Monday, August 22, 2011

Chelsea's Response to Howie's Response to Aurelius

Having fully accustomed myself to Baker's style by page 120 of The Mezzanine, I remember that I read the quote from Aurelius quickly, expecting the meaning to soak in easily.  I continued reading before taking the minute amount of time necessary to actually understand Aurelius's point, but I was stopped at the first "Wrong, wrong, wrong!" (120) because I did not expect such sudden criticism.  To me, it seemed a bit harsh for Howie to clobber Aurelius's philosophical theory so roughly, presumably without even reading the supporting arguments for the theory.

My interpretation of Aurelius's argument is that mortal life (versus what?  immortal life??) is unimportant in the scheme of things because it passes by so quickly.  This point of view is completely against the idea of the novel in general, because the seeming purpose of The Mezzanine is to only focus on the extreme of the everyday, the mundane, even maybe the OCD.  Thus Baker's philosophical argument is that it is worth glorifying human life (I choose "human" instead of "mortal" because it is much more specific) as well as human error into something that makes us feel like we need to open our eyes to the immediate real world we live in and to stop looking at the past and future.

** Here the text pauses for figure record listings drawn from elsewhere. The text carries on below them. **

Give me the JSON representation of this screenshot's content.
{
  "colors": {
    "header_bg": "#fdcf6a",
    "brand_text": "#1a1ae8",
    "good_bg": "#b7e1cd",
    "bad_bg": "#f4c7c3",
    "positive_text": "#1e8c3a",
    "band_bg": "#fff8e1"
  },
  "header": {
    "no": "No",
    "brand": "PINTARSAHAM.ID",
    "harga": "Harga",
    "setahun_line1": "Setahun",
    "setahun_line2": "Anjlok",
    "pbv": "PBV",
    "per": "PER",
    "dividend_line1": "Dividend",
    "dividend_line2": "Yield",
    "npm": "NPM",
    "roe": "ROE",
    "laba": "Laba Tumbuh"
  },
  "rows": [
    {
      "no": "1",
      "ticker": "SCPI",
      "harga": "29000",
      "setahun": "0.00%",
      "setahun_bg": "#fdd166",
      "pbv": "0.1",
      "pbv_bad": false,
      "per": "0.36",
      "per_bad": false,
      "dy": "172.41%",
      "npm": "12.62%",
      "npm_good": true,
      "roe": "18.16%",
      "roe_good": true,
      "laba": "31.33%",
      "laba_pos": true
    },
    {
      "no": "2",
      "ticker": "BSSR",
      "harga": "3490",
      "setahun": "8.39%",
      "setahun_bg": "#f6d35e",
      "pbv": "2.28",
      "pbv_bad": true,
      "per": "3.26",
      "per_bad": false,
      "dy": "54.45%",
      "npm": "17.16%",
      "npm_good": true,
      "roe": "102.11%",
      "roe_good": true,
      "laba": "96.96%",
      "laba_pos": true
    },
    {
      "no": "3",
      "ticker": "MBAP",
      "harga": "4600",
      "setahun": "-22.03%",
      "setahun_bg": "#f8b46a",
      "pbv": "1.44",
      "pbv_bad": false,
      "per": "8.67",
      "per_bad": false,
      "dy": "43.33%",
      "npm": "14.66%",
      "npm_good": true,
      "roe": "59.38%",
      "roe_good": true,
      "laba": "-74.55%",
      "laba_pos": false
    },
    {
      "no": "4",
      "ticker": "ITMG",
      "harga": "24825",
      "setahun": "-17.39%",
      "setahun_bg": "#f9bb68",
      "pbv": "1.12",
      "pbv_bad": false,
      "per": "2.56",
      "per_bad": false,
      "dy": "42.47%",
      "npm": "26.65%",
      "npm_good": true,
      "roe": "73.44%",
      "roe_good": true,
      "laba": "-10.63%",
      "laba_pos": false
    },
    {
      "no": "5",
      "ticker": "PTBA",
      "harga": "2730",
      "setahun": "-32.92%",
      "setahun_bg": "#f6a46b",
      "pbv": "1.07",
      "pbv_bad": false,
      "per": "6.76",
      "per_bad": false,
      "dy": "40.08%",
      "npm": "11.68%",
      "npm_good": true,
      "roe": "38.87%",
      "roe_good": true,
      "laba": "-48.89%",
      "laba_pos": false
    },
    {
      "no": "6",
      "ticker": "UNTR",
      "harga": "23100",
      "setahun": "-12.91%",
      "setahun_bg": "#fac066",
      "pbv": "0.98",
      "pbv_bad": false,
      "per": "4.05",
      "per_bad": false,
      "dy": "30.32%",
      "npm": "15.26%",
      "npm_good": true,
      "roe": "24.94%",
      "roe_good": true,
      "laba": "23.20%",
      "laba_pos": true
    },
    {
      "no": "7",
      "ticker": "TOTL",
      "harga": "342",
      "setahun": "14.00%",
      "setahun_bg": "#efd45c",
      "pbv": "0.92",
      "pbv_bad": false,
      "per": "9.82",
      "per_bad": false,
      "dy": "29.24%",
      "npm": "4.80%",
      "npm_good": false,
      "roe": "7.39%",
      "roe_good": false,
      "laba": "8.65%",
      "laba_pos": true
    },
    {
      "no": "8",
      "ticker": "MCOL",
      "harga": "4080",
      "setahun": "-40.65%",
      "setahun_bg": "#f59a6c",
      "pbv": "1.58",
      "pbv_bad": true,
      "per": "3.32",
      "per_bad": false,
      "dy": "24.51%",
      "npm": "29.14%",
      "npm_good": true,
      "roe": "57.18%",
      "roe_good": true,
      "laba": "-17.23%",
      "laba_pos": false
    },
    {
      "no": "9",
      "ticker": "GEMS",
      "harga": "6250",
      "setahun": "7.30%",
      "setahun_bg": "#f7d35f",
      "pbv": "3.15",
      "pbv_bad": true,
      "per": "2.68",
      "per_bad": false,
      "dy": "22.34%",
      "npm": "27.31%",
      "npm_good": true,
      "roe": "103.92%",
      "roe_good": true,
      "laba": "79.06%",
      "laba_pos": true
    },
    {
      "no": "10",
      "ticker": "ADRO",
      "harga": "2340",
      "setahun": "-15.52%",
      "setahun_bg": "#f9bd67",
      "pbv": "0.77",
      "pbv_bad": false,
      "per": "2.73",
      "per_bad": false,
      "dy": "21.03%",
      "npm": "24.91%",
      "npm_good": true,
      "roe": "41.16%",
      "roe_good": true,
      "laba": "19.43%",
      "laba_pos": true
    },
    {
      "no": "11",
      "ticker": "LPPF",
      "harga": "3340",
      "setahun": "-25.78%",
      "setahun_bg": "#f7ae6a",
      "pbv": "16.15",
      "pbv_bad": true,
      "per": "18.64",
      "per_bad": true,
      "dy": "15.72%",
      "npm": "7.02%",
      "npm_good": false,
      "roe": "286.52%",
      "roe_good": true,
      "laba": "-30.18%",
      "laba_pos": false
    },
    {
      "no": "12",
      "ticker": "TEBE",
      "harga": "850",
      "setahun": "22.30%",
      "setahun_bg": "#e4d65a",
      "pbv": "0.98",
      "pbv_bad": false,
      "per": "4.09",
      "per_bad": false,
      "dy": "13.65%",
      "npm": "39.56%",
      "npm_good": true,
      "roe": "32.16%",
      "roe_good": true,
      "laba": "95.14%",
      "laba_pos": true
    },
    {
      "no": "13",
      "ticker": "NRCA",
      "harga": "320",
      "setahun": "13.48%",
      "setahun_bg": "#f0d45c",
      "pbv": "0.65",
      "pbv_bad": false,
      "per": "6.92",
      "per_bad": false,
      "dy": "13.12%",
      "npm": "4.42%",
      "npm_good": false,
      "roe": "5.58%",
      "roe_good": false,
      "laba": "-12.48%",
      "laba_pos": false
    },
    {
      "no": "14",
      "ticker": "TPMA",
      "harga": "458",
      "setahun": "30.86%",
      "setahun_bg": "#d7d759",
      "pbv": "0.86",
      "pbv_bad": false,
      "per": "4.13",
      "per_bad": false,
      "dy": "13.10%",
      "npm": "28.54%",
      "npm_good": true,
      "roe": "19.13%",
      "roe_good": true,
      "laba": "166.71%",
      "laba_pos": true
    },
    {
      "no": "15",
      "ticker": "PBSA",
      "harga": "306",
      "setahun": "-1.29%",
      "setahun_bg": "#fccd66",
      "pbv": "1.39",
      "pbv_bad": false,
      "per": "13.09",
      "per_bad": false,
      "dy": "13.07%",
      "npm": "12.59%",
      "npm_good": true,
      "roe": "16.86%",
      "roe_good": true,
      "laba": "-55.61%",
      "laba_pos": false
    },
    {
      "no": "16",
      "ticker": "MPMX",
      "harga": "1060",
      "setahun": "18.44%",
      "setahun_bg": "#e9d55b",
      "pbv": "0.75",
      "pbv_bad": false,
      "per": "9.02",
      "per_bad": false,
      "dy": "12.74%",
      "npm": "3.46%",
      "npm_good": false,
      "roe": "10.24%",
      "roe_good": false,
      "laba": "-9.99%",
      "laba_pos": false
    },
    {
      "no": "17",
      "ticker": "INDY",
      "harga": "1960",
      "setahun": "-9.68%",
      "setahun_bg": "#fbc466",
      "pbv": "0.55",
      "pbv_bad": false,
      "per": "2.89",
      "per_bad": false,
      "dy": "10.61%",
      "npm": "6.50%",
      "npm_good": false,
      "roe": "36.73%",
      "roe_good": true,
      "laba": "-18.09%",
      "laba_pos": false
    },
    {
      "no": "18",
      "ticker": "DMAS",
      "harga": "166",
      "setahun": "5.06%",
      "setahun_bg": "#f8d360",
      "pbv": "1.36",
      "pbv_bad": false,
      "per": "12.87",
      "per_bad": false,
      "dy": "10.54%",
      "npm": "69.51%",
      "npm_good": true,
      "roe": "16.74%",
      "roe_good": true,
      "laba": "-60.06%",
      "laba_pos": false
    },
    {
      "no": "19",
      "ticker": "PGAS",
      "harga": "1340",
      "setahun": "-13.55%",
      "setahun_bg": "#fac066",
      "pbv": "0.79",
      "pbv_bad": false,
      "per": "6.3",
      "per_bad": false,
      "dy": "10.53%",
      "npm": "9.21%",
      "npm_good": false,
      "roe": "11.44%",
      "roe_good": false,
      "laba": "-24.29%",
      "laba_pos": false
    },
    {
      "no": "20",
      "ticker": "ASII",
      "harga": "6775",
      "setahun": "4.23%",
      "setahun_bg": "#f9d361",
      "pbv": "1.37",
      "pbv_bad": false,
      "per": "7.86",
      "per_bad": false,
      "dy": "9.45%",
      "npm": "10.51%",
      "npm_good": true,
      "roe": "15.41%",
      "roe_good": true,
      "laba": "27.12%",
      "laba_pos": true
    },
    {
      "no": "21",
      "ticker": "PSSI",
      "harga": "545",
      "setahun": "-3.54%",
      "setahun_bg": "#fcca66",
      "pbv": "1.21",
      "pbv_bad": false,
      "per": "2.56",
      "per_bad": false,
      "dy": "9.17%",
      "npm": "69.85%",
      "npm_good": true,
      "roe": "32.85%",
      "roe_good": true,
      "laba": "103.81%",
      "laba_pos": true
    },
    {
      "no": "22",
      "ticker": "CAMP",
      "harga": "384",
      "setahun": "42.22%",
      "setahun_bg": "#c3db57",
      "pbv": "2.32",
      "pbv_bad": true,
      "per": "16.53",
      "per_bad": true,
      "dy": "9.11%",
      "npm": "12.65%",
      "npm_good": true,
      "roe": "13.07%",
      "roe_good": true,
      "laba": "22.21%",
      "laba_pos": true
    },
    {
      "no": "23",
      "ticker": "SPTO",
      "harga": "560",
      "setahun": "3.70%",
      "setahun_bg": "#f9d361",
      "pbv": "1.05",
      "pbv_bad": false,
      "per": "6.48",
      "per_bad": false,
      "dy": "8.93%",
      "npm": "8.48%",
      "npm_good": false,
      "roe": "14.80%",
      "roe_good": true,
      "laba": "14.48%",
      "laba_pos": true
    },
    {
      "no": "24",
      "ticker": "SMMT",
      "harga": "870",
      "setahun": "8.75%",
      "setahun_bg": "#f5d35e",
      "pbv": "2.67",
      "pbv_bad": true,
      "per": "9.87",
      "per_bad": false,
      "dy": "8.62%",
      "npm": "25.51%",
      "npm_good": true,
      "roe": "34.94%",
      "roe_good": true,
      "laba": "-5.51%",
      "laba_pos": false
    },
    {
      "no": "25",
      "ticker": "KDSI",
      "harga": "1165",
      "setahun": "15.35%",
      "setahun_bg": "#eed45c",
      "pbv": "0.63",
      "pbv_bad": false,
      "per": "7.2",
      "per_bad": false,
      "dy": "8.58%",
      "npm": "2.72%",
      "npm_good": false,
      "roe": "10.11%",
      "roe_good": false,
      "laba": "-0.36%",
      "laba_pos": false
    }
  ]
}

Howie, probably a partial figment of Baker's imagination, would have reacted exactly as Baker would have to Aurelius's argument.  Howie is so repelled by the passage because Baker was so repelled by the passage.  In writing this book, Baker could have chosen any quote, out of any book, to include.  Yet he chose this particular one, a choice that must be significant.  Baker is extolling his love of the commonplace by utilizing Howie's revulsion towards a sentence that argues hatred of the commonplace.  It is possible that the physical existence of The Mezzanine shows that Baker may have written his entire novel simply to try and crack open and let bleed philosophies such as Aurelius's.